Vizrt’s Black agreed, noting that the coming decade will bring transformative changes to live production and multi-media storytelling. “Generative AI in video will be a highly disruptive technology for content creators,” he said. “It will enable creators to produce high-quality, story-driven content without relying solely on real-world footage. This shift will redefine how stories are told.” 

He also foresees the rise of AI assistants, like Copilot in Microsoft tools, embedded throughout the production chain. “In Vizrt Artist, for example, a Copilot-style assistant could help build complex scenes, adjust lighting, and create realistic virtual sets with ease. Journalists will use AI to craft compelling narratives, optimising timing, and building impactful rundowns.” 

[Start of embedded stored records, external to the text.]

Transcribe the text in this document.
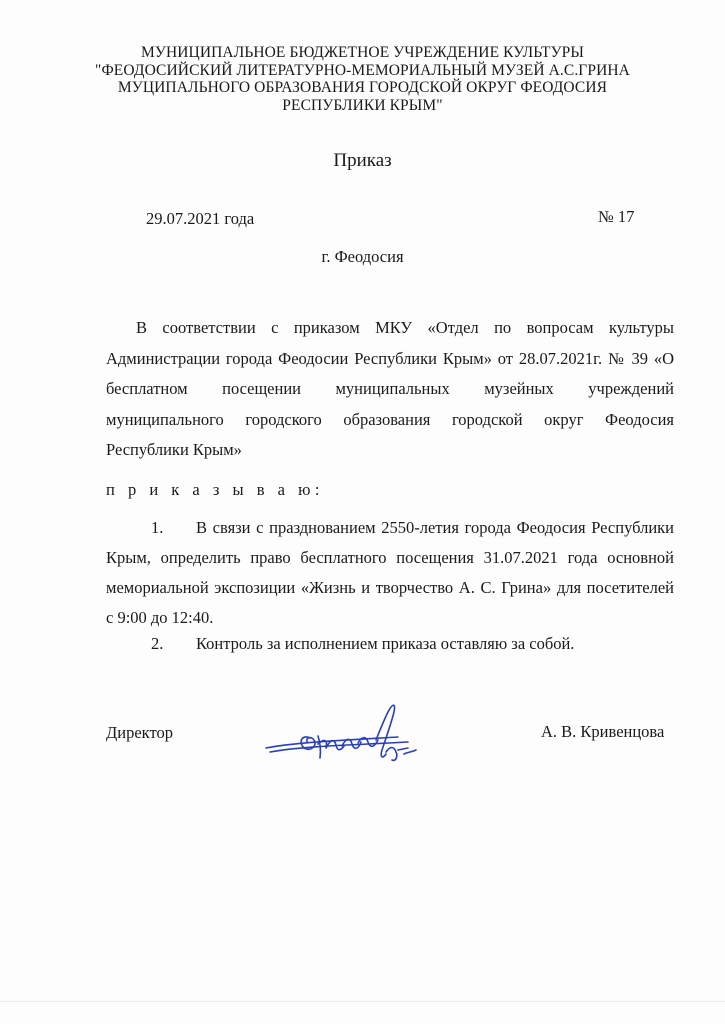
МУНИЦИПАЛЬНОЕ БЮДЖЕТНОЕ УЧРЕЖДЕНИЕ КУЛЬТУРЫ
"ФЕОДОСИЙСКИЙ ЛИТЕРАТУРНО-МЕМОРИАЛЬНЫЙ МУЗЕЙ А.С.ГРИНА
МУЦИПАЛЬНОГО ОБРАЗОВАНИЯ ГОРОДСКОЙ ОКРУГ ФЕОДОСИЯ
РЕСПУБЛИКИ КРЫМ"
Приказ
29.07.2021 года	№ 17
г. Феодосия
В соответствии с приказом МКУ «Отдел по вопросам культуры
Администрации города Феодосии Республики Крым» от 28.07.2021г. № 39 «О
бесплатном посещении муниципальных музейных учреждений
муниципального городского образования городской округ Феодосия
Республики Крым»
п р и к а з ы в а ю:
1.	В связи с празднованием 2550-летия города Феодосия Республики
Крым, определить право бесплатного посещения 31.07.2021 года основной
мемориальной экспозиции «Жизнь и творчество А. С. Грина» для посетителей
с 9:00 до 12:40.
2.	Контроль за исполнением приказа оставляю за собой.
Директор	А. В. Кривенцова
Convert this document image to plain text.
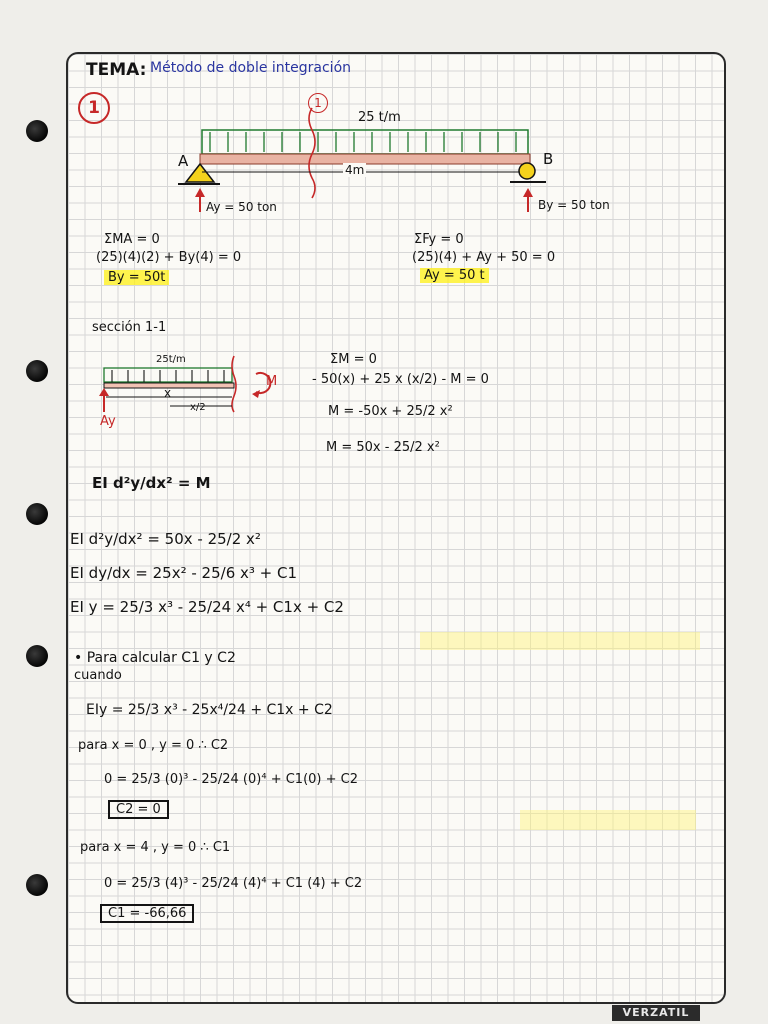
TEMA: Método de doble integración
1	1
25 t/m
A	B
4m
Ay = 50 ton	By = 50 ton
ΣMA = 0
(25)(4)(2) + By(4) = 0
By = 50t
ΣFy = 0
(25)(4) + Ay + 50 = 0
Ay = 50 t
sección 1-1
25t/m
x
x/2
M
Ay
ΣM = 0
- 50(x) + 25 x (x/2) - M = 0
M = -50x + 25/2 x²
M = 50x - 25/2 x²
EI d²y/dx² = M
EI d²y/dx² = 50x - 25/2 x²
EI dy/dx = 25x² - 25/6 x³ + C1
EI y = 25/3 x³ - 25/24 x⁴ + C1x + C2
• Para calcular C1 y C2
cuando
EIy = 25/3 x³ - 25x⁴/24 + C1x + C2
para x = 0 , y = 0 ∴ C2
0 = 25/3 (0)³ - 25/24 (0)⁴ + C1(0) + C2
C2 = 0
para x = 4 , y = 0 ∴ C1
0 = 25/3 (4)³ - 25/24 (4)⁴ + C1 (4) + C2
C1 = -66,66
VERZATIL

Within one to two years, Black expects broad adoption of these tools. In five to 10 years, many production processes could be fully automated, with AI-generated presenters enabling content delivery in multiple languages and formats, offering personalised storytelling at scale. 

Looking ahead, Rao sees AI’s influence on media creation accelerating along two key paths. The first is a “dual trajectory” of AI development. “Large-scale open-source models will continue to push the boundaries of experimentation,” she predicted, “while on the other hand, smaller and more efficient models will make advanced AI more accessible, cost-effective, and easier to integrate into everyday creative workflows.” 

The second, more transformative trend is the rise of agentic AI systems. These are not just reactive tools that respond to prompts but autonomous systems that can anticipate needs, make decisions, and learn from context. It is a shift from wielding a specialised power tool to relying on an intelligent project foreman who orchestrates the entire workflow with foresight and autonomy.

“Their ability to autonomously anticipate needs, make decisions, and learn from context will transform everything from managing complex broadcast workflows to delivering personalised viewing experiences,” Rao explained.

The ultimate vision, she concluded, is AI that could “autonomously oversee end-to-end content creation, from ideation to distribution, while continuously learning from audience behaviour to refine storytelling in real time.”